News / Asia

    China Closes Live Poultry Markets on Bird Flu Fear

    A vendor prepares to pack his chickens at a poultry market after the market has been asked to close in Wuhan, Hubei province, China, April 5, 2013.
    A vendor prepares to pack his chickens at a poultry market after the market has been asked to close in Wuhan, Hubei province, China, April 5, 2013.
    Reuters
    Chinese officials have found traces of a new bird flu virus in more areas in Shanghai and in the nearby city of Hangzhou, news reports said on Saturday, as authorities slaughtered birds to stop the spread of the virus that has killed six people.

    State-run Xinhua news agency said authorities planned to cull birds at two live poultry markets in Shanghai and another in Hangzhou after samples of the H7N9 virus were detected in birds at the three sites.

    More than 20,000 birds have been culled at another Shanghai market where traces of the virus were found this week.

    Officials in Shanghai, China's financial hub, ordered all live poultry markets in the city closed on Saturday, leaving food stalls empty.

    Authorities also banned all poultry trading in Nanjing, another eastern city, although officials said they had not found any trace of the bird flu virus and chicken on the retail market was safe to eat, official media reported.

    The new strain of bird flu has infected 16 people in China, all in the east of the country. Six people have died and the outbreak has spread concern overseas and sparked a sell-off in airline shares in Europe and Hong Kong.

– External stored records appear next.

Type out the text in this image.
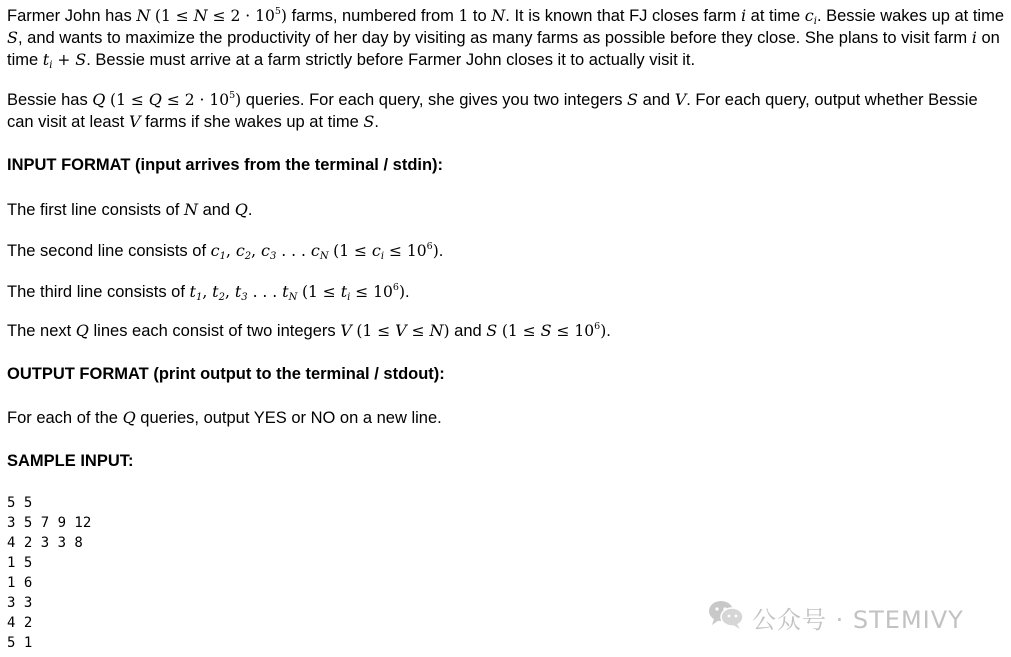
Farmer John has N $(1 \le N \le 2 \cdot 10^5)$ farms, numbered from 1 to N. It is known that FJ closes farm i at time $c_i$. Bessie wakes up at time S, and wants to maximize the productivity of her day by visiting as many farms as possible before they close. She plans to visit farm i on time $t_i + S$. Bessie must arrive at a farm strictly before Farmer John closes it to actually visit it.

Bessie has Q $(1 \le Q \le 2 \cdot 10^5)$ queries. For each query, she gives you two integers S and V. For each query, output whether Bessie can visit at least V farms if she wakes up at time S.

INPUT FORMAT (input arrives from the terminal / stdin):

The first line consists of N and Q.

The second line consists of $c_1$, $c_2$, $c_3$ . . . $c_N$ $(1 \le c_i \le 10^6)$.

The third line consists of $t_1$, $t_2$, $t_3$ . . . $t_N$ $(1 \le t_i \le 10^6)$.

The next Q lines each consist of two integers V (1 ≤ V ≤ N) and S $(1 \le S \le 10^6)$.

OUTPUT FORMAT (print output to the terminal / stdout):

For each of the Q queries, output YES or NO on a new line.

SAMPLE INPUT:

5 5
3 5 7 9 12
4 2 3 3 8
1 5
1 6
3 3
4 2
5 1
公众号 · STEMIVY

    There were no signs of panic in Shanghai, where four of the six deaths have taken place, and people said they were not worried. But the culling, which has been widely publicized, did underline for some how close to home the issue had become.

    "Now it's just downstairs,'' said Liu Leting, a user of Weibo, China's version of Twitter which has more than 500 million users. "Suddenly I discover that I'm living in an epidemic zone!''

    In one city restaurant, a waitress said they planned to stop serving chicken because of the outbreak.

    "After we sell out the chicken in stock, we will not buy new chicken and will stop serving chicken dishes for the time being,'' said the waitress, who declined to be identified.

    While the strain does not appear to be transmitted from human to human, authorities in mainland China and Hong Kong said they were taking extra precautions.

    Hong Kong's government said it is intensifying surveillance of travelers and poultry coming into the city.

    China's Food and Drug Administration said it had fast-tracked approval for intravenous anti-influenza drug Peramivir, developed by U.S. listed biotechnology firm BioCryst Pharmaceuticals Inc.

    Peramivir is in medical trials to prove its effectiveness against type-A and type-B influenza, the administration said in a statement. The H7N9 strain belongs to the type-A group.

    Shanghai authorities have stressed the H7N9 virus remained sensitive to the drug Tamiflu and those who were diagnosed early could be cured. Tamiflu is made by Roche Holding AG.

    China and Hong Kong were badly hit by a 2002-2003 epidemic of Severe Acute Respiratory Syndrome that started in China and killed about one-tenth of the 8,000 it infected worldwide.